Avalanche Forecast

Heavy snowfall paired with strong and gusty winds will redistribute snow and build fresh wind slabs. Avalanches are very likely within wind-drifted snow at upper elevations. These avalanches will be large and could run far distances. Avalanches involving new snow have the potential to step down and trigger deeper weak layers in the snowpack. Watch for shooting cracks, collapses, and recent avalanches. Give the storm snow time to stabilize. Avoid travel in avalanche terrain.

Release of a cohesive layer of snow (a slab) formed by the wind. Wind typically transports snow from the upwind sides of terrain features and deposits snow on the downwind side. Wind slabs are often smooth and rounded and sometimes sound hollow, and can range from soft to hard. Wind slabs that form over a persistent weak layer (surface hoar, depth hoar, or near-surface facets) may be termed Persistent Slabs or may develop into Persistent Slabs.

Wind Slabs form in specific areas, and are confined to lee and cross-loaded terrain features. They can be avoided by sticking to sheltered or wind-scoured areas..

Wind Slab avalanche. Winds blew from left to right. The area above the ridge has been scoured, and the snow drifted into a wind slab on the slope below.

Wind slabs can take up to a week to stabilize. They are confined to lee and cross-loaded terrain features and can be avoided by sticking to sheltered or wind scoured areas.

Expect wet loose avalanches on steep slopes at mid and low elevations. Avoid avalanche terrain during periods of heavy rain. As wet avalanches run downslope, they could entrain large amounts of snow and even trigger slab avalanches. Look for roller balls and pinwheels as indicators of weakening snow surfaces. Steer clear of gullies and other confined terrain features where debris could pile up and increase the consequences of even a small avalanche.

Release of wet unconsolidated snow or slush. These avalanches typically occur within layers of wet snow near the surface of the snowpack, but they may quickly gouge into lower snowpack layers. Like Loose Dry avalanches, they start at a point and entrain snow as they move downhill, forming a fan-shaped avalanche. They generally move slowly, but can contain enough mass to cause significant damage to trees, cars or buildings. Other names for loose-wet avalanches include point-release avalanches or sluffs.
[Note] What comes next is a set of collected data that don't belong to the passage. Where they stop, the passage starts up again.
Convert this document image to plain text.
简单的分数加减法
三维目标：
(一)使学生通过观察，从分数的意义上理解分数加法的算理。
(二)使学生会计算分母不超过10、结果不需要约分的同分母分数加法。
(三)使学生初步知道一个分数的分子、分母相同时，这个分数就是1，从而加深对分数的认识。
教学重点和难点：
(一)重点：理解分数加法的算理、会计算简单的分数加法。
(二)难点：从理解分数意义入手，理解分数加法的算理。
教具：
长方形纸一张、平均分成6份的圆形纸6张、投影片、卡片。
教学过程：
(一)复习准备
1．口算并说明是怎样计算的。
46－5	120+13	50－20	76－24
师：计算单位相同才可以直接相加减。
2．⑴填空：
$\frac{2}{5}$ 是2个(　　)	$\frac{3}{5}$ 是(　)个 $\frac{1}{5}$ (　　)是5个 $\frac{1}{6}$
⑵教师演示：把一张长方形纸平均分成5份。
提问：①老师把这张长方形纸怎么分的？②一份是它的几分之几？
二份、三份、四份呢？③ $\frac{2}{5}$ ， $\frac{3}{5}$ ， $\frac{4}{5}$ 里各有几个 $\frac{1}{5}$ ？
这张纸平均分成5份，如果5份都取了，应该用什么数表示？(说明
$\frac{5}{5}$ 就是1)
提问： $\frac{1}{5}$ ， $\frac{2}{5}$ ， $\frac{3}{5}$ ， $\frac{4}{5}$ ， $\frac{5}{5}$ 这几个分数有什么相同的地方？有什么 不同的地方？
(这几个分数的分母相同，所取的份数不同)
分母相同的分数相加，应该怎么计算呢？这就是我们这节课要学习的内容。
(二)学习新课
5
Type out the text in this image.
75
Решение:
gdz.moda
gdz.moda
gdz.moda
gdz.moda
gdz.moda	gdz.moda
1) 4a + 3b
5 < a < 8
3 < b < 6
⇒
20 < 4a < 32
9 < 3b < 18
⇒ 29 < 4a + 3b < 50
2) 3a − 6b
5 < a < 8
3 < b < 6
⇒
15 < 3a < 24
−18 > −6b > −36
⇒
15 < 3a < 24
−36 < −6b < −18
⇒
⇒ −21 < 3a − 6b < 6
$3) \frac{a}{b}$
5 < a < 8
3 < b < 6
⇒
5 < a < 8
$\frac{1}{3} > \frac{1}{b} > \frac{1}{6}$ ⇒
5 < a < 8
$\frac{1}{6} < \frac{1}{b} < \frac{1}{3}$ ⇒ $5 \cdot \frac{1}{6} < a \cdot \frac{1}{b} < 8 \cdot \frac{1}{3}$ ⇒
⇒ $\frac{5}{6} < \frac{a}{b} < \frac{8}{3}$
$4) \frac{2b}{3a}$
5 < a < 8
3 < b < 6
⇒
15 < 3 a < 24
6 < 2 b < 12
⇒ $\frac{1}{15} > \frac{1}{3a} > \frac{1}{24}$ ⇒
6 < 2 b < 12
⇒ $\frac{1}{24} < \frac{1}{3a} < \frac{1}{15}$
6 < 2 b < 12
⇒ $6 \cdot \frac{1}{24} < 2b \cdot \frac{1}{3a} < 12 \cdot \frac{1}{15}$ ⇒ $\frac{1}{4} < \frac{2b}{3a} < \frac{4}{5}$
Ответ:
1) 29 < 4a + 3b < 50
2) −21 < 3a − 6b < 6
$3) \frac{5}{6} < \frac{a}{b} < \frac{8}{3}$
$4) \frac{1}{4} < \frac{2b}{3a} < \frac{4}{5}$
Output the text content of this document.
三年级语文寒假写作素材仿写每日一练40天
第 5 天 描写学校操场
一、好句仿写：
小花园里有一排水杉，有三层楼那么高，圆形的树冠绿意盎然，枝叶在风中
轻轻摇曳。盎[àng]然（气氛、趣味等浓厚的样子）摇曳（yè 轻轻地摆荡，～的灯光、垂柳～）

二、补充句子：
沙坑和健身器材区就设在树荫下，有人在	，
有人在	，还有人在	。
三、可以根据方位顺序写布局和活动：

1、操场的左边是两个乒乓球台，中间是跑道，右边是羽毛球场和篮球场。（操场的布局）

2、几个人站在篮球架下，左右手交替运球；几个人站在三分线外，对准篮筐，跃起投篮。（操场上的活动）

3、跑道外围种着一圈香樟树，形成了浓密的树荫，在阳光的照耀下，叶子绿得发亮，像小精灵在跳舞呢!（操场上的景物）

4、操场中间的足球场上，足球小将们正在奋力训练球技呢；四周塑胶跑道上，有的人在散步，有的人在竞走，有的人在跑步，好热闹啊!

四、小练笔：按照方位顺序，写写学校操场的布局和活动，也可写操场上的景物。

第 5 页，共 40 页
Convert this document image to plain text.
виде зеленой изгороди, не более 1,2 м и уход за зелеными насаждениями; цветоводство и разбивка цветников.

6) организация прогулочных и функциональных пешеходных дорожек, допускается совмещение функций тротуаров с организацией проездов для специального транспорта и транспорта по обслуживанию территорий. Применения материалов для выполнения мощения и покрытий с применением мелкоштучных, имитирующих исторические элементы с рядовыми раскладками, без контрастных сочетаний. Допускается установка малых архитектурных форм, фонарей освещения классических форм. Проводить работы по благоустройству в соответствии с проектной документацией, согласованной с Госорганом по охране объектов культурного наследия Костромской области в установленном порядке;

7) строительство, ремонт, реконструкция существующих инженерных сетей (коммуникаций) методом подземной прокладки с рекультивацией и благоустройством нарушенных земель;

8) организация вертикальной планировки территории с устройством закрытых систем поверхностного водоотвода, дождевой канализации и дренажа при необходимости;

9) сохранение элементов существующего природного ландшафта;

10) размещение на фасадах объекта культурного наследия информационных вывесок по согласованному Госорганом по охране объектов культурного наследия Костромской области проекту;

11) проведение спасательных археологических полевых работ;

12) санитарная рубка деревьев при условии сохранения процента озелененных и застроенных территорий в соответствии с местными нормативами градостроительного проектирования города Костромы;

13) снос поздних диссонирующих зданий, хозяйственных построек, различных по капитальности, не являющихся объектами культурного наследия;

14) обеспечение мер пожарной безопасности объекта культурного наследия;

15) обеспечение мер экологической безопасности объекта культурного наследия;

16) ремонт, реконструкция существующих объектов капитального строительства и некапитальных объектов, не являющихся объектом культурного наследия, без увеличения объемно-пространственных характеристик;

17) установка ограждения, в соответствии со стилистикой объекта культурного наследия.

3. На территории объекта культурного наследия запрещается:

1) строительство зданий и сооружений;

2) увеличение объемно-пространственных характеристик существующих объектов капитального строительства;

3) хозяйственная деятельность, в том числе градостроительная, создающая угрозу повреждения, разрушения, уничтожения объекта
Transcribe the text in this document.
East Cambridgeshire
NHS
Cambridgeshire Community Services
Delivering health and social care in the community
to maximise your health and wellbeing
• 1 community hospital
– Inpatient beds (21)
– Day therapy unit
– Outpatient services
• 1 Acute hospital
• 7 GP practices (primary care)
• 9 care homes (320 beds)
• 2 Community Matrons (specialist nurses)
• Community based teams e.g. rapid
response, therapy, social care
Loose Wet avalanches can trigger slab avalanches that break into deeper snow layers.

Travel when the snow surface is colder and stronger. Plan your trips to avoid crossing on or under very steep slopes in the afternoon. Move to colder, shadier slopes once the snow surface turns slushly. Avoid steep, sunlit slopes above terrain traps, cliffs areas and long sustained steep pitches.

Several loose wet avalanches, and lots of pinwheels and roller balls.

Loose wet avalanches occur where water is running through the snowpack, and release at or below the trigger point. Avoid terrain traps such as cliffs, gullies, or tree wells. Exit avalanche terrain when you see pinwheels, roller balls, a slushy surface, or during rain-on-snow events.

New snow and wind will thicken existing slabs resting on a layer of feathery surface hoar that formed around Christmas time. Observations from neighboring areas indicate the surface hoar has a spotty distribution and can be hard to find. Regardless, impressive and unusual recent avalanches still have us concerned. This layer can be found in the upper snowpack between 4500-5500ft primarily on north and east aspects. Be especially mindful of steep slopes near treeline that are sheltered from the wind. Let the snowpack adjust as it experiences rapid change over the next 24 hours.

Release of a cohesive layer of soft to hard snow (a slab) in the middle to upper snowpack, when the bond to an underlying persistent weak layer breaks. Persistent layers include: surface hoar, depth hoar, near-surface facets, or faceted snow. Persistent weak layers can continue to produce avalanches for days, weeks or even months, making them especially dangerous and tricky. As additional snow and wind events build a thicker slab on top of the persistent weak layer, this avalanche problem may develop into a Deep Persistent Slabs.

The best ways to manage the risk from Persistent Slabs is to make conservative terrain choices. They can be triggered by light loads and weeks after the last storm. The slabs often propagate in surprising and unpredictable ways. This makes this problem difficult to predict and manage and requires a wide safety buffer to handle the uncertainty.

This Persistent Slab was triggered remotely, failed on a layer of faceted snow in the middle of the snowpack, and crossed several terrain features.

Persistent slabs can be triggered by light loads and weeks after the last storm. You can trigger them remotely and they often propagate across and beyond terrain features that would otherwise confine wind and storm slabs. Give yourself a wide safety buffer to handle the uncertainty.